China Semiconductor Industry Association (CSIA) joined its US counterpart in calling for restraint on further chip trade restrictions by US authorities, with the group warning of industry fragmentation and irreparable global economic harm.
In a statement, the CSIA highlighted the scale and importance of the Chinese market for global partners and its long-running support in product development, which it asserted made an important contribution to people across the world including in emerging markets.
It stated further measures to disrupt the international supply chain could “risk the integrity of the global market and the prosperity of the global economy”.

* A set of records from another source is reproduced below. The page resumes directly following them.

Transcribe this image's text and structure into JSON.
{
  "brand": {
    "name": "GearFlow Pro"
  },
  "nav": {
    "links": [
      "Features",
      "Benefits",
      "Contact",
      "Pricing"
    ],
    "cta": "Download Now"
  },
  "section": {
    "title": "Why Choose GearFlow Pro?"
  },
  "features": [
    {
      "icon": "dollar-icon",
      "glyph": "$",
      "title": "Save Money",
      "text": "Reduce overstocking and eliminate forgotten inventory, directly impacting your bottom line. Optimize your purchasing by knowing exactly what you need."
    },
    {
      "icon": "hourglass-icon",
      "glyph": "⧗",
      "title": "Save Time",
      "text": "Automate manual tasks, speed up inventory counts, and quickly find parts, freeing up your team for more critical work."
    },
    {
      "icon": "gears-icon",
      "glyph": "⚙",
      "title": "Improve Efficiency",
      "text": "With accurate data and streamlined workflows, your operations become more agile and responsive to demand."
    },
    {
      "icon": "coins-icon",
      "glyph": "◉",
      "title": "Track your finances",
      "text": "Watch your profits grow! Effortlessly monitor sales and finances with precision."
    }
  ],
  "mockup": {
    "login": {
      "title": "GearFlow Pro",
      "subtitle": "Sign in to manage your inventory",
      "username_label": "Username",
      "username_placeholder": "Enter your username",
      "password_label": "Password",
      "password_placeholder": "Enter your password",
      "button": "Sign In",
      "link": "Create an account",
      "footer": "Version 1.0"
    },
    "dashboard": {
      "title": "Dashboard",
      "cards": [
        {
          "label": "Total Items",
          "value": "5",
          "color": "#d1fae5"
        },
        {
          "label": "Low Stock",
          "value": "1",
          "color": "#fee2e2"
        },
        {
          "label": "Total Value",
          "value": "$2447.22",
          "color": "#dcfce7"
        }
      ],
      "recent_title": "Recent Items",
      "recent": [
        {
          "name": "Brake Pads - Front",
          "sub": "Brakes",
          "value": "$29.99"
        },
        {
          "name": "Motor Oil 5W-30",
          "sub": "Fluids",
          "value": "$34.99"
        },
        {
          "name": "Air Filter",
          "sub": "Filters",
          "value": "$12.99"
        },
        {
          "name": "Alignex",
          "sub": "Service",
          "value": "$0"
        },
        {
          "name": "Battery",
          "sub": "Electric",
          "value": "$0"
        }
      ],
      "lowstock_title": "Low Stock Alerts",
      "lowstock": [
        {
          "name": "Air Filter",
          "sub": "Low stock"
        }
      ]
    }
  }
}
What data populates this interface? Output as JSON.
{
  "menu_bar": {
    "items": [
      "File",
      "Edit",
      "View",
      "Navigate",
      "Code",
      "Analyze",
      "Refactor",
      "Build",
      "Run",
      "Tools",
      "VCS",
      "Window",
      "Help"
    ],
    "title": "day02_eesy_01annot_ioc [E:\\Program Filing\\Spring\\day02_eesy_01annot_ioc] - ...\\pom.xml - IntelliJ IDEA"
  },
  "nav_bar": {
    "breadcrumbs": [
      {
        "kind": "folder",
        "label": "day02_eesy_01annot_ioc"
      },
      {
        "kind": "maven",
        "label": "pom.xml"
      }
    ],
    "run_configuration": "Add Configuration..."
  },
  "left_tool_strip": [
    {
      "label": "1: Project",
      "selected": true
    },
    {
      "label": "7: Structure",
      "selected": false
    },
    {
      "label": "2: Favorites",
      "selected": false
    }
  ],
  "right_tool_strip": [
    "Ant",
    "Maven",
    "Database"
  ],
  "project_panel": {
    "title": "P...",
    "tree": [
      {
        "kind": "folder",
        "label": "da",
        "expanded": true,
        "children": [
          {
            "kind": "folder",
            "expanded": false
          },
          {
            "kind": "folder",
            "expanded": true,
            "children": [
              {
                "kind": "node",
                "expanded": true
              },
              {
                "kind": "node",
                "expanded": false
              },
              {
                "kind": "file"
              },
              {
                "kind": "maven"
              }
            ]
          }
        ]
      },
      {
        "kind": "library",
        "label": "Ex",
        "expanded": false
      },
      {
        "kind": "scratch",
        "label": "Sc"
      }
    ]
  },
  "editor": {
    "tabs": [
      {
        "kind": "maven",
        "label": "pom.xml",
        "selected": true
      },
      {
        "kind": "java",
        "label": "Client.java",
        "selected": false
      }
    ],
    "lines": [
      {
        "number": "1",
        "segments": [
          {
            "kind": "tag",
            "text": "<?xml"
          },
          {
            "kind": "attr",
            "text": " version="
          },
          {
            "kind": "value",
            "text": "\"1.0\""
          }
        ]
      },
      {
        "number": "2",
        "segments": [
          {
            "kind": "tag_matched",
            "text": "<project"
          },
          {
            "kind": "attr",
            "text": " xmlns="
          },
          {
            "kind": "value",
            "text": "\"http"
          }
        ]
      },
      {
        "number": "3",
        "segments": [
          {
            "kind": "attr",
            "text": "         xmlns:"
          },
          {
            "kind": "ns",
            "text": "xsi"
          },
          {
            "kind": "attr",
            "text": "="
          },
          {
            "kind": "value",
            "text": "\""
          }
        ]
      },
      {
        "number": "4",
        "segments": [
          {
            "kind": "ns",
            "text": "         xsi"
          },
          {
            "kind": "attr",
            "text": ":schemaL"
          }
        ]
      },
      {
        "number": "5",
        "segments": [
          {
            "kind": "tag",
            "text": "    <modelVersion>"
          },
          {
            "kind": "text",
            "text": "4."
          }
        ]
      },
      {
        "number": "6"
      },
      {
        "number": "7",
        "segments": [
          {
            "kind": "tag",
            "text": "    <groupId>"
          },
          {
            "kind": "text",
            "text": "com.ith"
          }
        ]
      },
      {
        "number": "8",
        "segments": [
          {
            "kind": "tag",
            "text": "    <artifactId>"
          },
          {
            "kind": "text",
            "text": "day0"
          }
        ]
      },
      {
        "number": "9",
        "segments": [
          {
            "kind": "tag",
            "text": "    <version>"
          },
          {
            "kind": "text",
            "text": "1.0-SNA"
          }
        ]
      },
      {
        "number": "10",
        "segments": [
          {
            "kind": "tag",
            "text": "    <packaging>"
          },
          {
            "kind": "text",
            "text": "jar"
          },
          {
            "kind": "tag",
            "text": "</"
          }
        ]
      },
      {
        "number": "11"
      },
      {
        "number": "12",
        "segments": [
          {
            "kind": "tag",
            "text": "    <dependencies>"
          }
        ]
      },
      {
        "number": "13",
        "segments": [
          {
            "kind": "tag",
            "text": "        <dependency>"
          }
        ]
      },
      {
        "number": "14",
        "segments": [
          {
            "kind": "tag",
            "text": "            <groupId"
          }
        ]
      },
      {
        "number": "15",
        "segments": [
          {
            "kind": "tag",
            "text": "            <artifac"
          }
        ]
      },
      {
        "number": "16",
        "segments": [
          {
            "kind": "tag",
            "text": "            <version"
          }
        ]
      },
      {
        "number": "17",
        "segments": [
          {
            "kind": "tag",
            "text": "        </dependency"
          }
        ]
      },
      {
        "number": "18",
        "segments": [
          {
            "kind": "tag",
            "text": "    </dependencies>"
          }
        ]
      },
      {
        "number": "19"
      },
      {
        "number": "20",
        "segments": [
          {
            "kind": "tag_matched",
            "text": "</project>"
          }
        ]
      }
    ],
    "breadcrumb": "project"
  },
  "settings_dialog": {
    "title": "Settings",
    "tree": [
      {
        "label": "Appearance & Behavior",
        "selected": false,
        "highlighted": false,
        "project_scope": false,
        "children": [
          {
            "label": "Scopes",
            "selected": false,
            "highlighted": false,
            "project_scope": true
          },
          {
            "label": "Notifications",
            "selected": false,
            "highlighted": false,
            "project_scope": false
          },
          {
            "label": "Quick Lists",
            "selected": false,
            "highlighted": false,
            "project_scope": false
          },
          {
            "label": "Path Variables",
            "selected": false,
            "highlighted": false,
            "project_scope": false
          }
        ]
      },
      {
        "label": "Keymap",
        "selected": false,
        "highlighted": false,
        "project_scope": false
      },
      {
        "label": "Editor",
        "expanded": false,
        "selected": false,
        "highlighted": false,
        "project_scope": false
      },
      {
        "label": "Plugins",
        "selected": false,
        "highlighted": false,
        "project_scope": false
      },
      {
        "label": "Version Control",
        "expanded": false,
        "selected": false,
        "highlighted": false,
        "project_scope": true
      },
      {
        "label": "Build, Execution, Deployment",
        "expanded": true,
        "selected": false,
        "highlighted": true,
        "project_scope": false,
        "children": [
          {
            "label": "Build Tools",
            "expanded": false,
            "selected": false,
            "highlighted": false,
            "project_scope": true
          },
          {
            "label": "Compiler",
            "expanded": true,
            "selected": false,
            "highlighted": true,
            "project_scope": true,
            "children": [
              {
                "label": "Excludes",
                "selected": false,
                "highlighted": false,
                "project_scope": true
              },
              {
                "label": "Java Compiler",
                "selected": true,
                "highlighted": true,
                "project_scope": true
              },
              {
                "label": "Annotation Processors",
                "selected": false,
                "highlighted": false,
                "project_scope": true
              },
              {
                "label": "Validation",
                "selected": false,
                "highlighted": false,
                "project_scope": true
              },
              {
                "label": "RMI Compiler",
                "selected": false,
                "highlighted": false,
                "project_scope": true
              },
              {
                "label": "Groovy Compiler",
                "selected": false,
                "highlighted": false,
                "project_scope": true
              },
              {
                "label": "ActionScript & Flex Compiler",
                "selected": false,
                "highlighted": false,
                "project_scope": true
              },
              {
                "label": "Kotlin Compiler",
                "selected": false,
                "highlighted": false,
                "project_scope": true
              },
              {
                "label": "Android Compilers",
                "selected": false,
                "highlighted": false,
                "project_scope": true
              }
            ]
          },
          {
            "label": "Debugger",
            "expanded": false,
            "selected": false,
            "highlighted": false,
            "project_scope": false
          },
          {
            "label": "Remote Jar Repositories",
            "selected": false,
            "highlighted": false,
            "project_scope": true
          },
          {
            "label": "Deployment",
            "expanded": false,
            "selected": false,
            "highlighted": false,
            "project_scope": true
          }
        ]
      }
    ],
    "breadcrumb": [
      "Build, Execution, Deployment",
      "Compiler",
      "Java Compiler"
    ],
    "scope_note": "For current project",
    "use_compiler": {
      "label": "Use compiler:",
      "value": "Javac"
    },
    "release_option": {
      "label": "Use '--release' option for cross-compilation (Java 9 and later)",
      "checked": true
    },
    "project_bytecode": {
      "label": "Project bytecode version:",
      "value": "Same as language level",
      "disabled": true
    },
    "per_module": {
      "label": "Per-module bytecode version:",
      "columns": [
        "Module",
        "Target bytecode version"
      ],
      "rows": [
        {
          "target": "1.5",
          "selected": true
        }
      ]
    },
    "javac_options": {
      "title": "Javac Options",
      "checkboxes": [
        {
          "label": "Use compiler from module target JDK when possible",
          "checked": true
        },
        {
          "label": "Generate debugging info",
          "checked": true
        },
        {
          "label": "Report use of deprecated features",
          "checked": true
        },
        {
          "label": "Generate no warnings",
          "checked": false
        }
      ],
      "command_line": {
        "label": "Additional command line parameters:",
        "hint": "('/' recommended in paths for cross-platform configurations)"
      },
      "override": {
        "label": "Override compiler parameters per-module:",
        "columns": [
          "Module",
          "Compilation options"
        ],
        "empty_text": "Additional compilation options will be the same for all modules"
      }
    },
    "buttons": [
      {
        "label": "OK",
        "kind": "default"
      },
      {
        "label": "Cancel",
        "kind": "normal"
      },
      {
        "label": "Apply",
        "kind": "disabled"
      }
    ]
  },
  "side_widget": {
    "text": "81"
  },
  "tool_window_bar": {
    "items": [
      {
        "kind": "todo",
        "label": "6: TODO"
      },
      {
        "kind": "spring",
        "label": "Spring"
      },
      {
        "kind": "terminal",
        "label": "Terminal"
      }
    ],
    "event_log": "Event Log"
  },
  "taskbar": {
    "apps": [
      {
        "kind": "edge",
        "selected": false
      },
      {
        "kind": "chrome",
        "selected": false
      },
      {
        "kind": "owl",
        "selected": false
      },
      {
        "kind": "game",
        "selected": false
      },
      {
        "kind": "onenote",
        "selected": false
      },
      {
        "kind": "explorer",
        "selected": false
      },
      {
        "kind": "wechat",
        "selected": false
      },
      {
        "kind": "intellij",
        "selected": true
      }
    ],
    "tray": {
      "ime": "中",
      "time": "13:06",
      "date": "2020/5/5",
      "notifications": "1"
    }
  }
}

The association also slated existing US government trade curbs it claims have disrupted supply chains across the world.
It indicated these types of measures harmed consumers and could jeopardise the competitiveness of the US semiconductor industry.
The CSIA’s comments followed a call earlier this week from the US Semiconductor Industry Association (SIA) for authorities in China and its country to “ease tensions and seek solutions through dialogue, not further escalation”.
IBM and Qualcomm are among the US SIA’s members.
The SIA urged US authorities to “refrain from further restrictions until it engages more extensively with industry and experts to assess the impact of current and potential restrictions to determine whether they are narrow and clearly defined, consistently applied, and fully coordinated with allies”.
Although praising efforts to boost the sector in the US with the Chips and Science act, the SIA noted “allowing the industry to have continued access to the China market, the world’s largest commercial market for commodity semiconductors, is important to avoid undermining the positive impact of this effort”.
“Repeated steps…to impose overly broad, ambiguous and at times unilateral restrictions risk diminishing the US semiconductor industry’s competitiveness, disrupting supply chains, causing significant market uncertainty, and prompting continued escalatory retaliation by China,” the SIA added.